Back in October, the family of Maria Soon-Young Byun was on the receiving end of one of those devastating talks.

“It’s still hard to believe that she’s not here,” said Jennifer Park, Maria’s mom.

Maria was a standout dancer, once captain of Edina High School’s team. The beloved 24-year-old was focused on getting her master’s in nursing at the University of Minnesota to support kids with mental health challenges.

“She was always trying to help other people and cheer them up and help them through their struggles. And she didn’t want to burden other people with telling them about her own struggles,” Jennifer said. “She knew that we all loved her and her friends loved her, she knew that, but she just couldn’t love herself enough.”

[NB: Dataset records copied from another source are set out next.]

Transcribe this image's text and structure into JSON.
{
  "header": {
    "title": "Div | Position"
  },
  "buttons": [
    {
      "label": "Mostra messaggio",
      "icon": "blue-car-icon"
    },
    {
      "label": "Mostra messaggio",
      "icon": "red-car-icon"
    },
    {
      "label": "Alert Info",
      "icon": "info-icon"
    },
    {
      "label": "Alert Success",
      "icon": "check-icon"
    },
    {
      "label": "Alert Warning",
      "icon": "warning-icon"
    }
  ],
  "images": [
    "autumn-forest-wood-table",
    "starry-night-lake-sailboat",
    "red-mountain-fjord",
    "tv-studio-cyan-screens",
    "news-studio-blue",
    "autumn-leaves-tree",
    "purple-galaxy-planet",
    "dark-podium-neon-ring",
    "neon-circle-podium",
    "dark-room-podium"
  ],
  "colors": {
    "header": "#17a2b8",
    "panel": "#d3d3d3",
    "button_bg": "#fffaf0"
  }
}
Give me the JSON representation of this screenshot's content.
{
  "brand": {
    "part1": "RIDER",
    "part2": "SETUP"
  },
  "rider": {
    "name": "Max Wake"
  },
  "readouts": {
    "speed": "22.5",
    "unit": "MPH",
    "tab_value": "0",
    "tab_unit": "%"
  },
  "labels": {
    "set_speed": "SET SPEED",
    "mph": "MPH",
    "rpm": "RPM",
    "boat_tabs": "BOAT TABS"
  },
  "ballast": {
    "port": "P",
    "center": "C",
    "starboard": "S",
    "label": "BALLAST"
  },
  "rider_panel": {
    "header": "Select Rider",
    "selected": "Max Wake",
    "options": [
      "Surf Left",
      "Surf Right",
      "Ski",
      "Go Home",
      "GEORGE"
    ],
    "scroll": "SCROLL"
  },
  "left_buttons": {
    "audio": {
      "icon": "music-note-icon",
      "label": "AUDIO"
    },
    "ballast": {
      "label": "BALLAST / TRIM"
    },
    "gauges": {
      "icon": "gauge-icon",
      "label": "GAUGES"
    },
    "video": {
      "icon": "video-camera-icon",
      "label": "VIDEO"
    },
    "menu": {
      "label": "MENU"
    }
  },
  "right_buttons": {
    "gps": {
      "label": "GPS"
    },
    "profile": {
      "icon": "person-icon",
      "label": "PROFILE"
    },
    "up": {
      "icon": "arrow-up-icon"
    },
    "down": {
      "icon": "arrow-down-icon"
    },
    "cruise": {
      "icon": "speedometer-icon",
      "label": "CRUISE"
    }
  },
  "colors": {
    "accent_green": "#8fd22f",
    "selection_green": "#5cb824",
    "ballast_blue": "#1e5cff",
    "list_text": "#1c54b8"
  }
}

Maria lost her battle with depression, spending her last days at Southdale ICU.

“Cheryl was there each time and…she just was so warm and caring and she came up to us and told us how sorry she was about Maria,” Jennifer said.

And it wasn’t just talk. Cheryl was about to take action. She prepared a handmade blanket with a personalized pattern for Maria’s bed – a tradition she and her mother started years ago.

Cheryl has now laid quilts on 3,000 ICU beds, blanketing every dying patient with love.

“We always try to do it before they pass away so that it’s on them when the family comes,” Cheryl said. “If you’ve ever had a family member die, you don’t forget.”

Jennifer never will. That quilt is now the centerpiece of their home.

“Maria would have loved these flowers, it was a lovely design,” Jennifer said. “Cheryl knew just which design to choose for Maria.”

And Cheryl knew just what Maria’s family needed.

“It’s a tangible reminder of that dark day when we were going to see Maria and her very last day of life. It’s like a glimmer of hope and love that Cheryl brought us, so we’re very grateful for her,” Jennifer said. “They’re kindred souls. They would’ve really, really loved each other if they had known each other in person.”

Because for Cheryl, just like for Maria, it’s always been about others.

“This provides some comfort for the family, and that’s what it’s all about. It’s not about me,” Cheryl said.

In addition to quilts, Cheryl handwrites a sympathy card for every patient’s family. She also hosts a yearly ceremony to honor organ donors.